Избранное (Минач) - страница 50

— Понятно… Во всяком случае, могу себе представить.

— Значит, вам не нужно подробно объяснять. Нажим, беззаконие, произвол, районные диктаторы. И ими были мы, слышите, были мы. Мариши, «маршалы Мариши», как нас прозвали.

Он умолк, опустил голову. На крупных кистях рук играли отсветы огня.

Вдруг он поднял голову и почти закричал:

— Не верю! Никогда не поверю! Не верю, пусть с меня кожу сдерут! Не могу поверить, нет, нет! Клянусь богом…

— Ондрик…

Она дрожала. Схватила мужа за локоть, но он резко оттолкнул ее.

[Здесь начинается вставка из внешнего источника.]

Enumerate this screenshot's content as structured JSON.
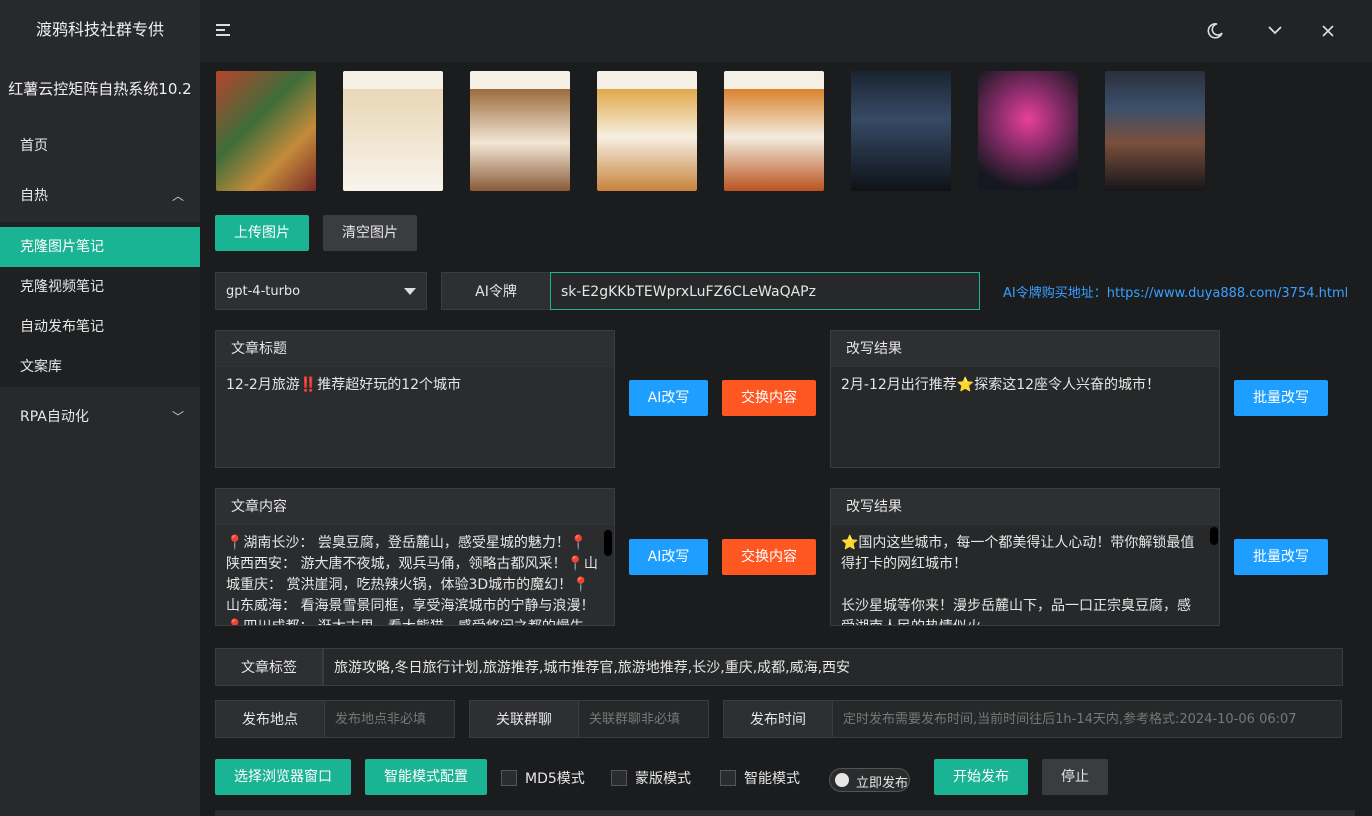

— Нет, нет! — повторил он спокойнее. — Я, пожалуй, вышел из себя, извините, если это вас обижает, ко такой уж у меня характер — несдержанный, задорный.

— Вы такой же, как они!

— Понятно: вы тоже ополчились на правду. Но представьте себе… Мы вели самый беспощадный бой. Все действительно было, как во время заправской войны: штаб, командиры и неприятель. Я не изведал счастья борьбы за коммунизм — не участвовал в забастовках, не сидел в тюрьме, не сражался с оружием в руках против фашистов, но я чувствовал себя потомком тех, кто боролся, кто не щадил ни себя, ни других, кто в этой борьбе жертвовал всем — душой, жизнью, честью. Не выношу половинчатых людей, которые стараются незаметно пробраться, всюду пролезть, сыплют красивыми словами, а в душе холодны, как лед. Я весь тут, какой есть… Я готов сойтись в честной схватке грудь с грудью. И чем больше врагов, тем лучше для меня и тем хуже для них!

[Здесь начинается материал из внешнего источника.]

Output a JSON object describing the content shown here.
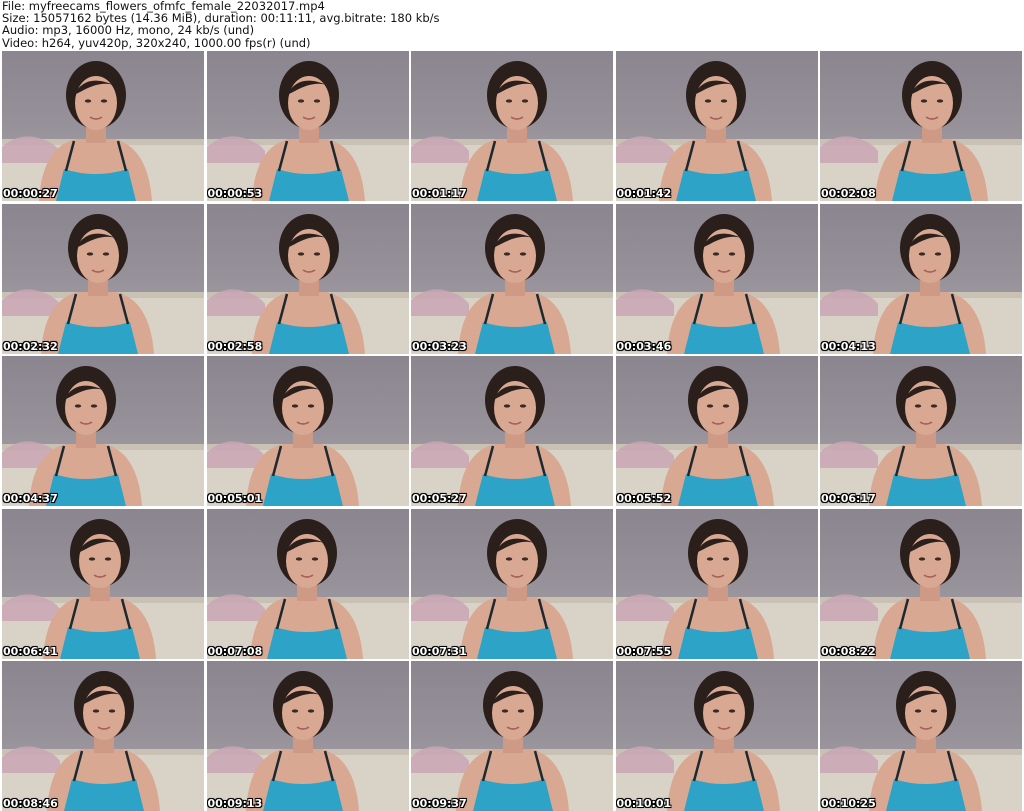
{
  "header": {
    "file_line": "File: myfreecams_flowers_ofmfc_female_22032017.mp4",
    "size_line": "Size: 15057162 bytes (14.36 MiB), duration: 00:11:11, avg.bitrate: 180 kb/s",
    "audio_line": "Audio: mp3, 16000 Hz, mono, 24 kb/s (und)",
    "video_line": "Video: h264, yuv420p, 320x240, 1000.00 fps(r) (und)"
  },
  "thumbnails": [
    {
      "timestamp": "00:00:27"
    },
    {
      "timestamp": "00:00:53"
    },
    {
      "timestamp": "00:01:17"
    },
    {
      "timestamp": "00:01:42"
    },
    {
      "timestamp": "00:02:08"
    },
    {
      "timestamp": "00:02:32"
    },
    {
      "timestamp": "00:02:58"
    },
    {
      "timestamp": "00:03:23"
    },
    {
      "timestamp": "00:03:46"
    },
    {
      "timestamp": "00:04:13"
    },
    {
      "timestamp": "00:04:37"
    },
    {
      "timestamp": "00:05:01"
    },
    {
      "timestamp": "00:05:27"
    },
    {
      "timestamp": "00:05:52"
    },
    {
      "timestamp": "00:06:17"
    },
    {
      "timestamp": "00:06:41"
    },
    {
      "timestamp": "00:07:08"
    },
    {
      "timestamp": "00:07:31"
    },
    {
      "timestamp": "00:07:55"
    },
    {
      "timestamp": "00:08:22"
    },
    {
      "timestamp": "00:08:46"
    },
    {
      "timestamp": "00:09:13"
    },
    {
      "timestamp": "00:09:37"
    },
    {
      "timestamp": "00:10:01"
    },
    {
      "timestamp": "00:10:25"
    }
  ],
  "colors": {
    "background": "#ffffff",
    "header_text": "#111111",
    "timestamp_text": "#ffffff",
    "timestamp_outline": "#000000",
    "frame_wall": "#948f97",
    "frame_sofa": "#d9d3c7",
    "frame_top": "#2ea3c8",
    "frame_skin": "#d9a892",
    "frame_hair": "#2b1f1c"
  }
}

А врагов тогда было не перечесть, они росли, как грибы после дождя, и чем больше мы их прижимали, тем больше их набиралось неизвестно откуда.

— Вы сами их плодили.

— Ну, нет, товарищ. Значит, вы полагаете, что сначала мы их выдумывали, а потом прижимали к стене? Нет, это были самые реальные враги: и вредители, и взяточники, и даже один убийца. Это был настоящий бой и настоящий враг, можете мне поверить. А со временем врагами стали и те, на кого мы раньше опирались и кого считали своими резервами. Но это было не так уж плохо: по крайней мере, мы знали, с кем имеем дело, а разве это не важно для борьбы?

— Вы обострили вопрос.

— Да, обострили, — гордо ответил учитель, потом заметил: — Не смейтесь надо мной, товарищ писатель, я эту цитату знаю. Правда, тогда она еще не была в моде. У цитат есть своя судьба: они то бесследно исчезают, то появляются вновь и влияют по-своему на жизнь — словом, они живут. Мы не выдумывали ни классовой борьбы, ни ее обострения. Мы получали даже указания, но они соответствовали тогдашней жизни, соотношению сил и нашему желанию вступить в бой, если вам угодно, нашему пылу в строительстве социализма. Для нас это были не пустые слова, а наше боевое знамя, музыка, под которую мы шли вперед, наше будущее, к которому мы устремлялись. Мы стремились, мы мчались к нему! Каждый миг был наполнен движением, мы не стояли на месте и не созерцали жизнь, а зло подгоняло ее: лети, наша сонная жизнь, проснись и лети! Моя жена, Аничка, декламировала что-то в этом духе на одном торжественном вечере. Я не люблю стихов, но в ту минуту я в нее влюбился. Я был весь устремлен в будущее, верил, что все должно быть направлено к победе, а все, что становится поперек дороги, сдерживает движение вперед, то враждебно и подлежит уничтожению. Какая уж тут жалость! Зачем нужна терпимость? Когда речь идет о будущем всего народа, да что я говорю, о будущем всего человечества, стоит ли кого-то или что-то жалеть? Мы чувствовали себя коммунистами всего мира. И хоть район наш очень мал и неприметен, мы знали — он связан со всем миром, с всемирным движением к коммунизму. Разве тут уместна жалость? И потому, если нам угодно, мы обострили вопрос.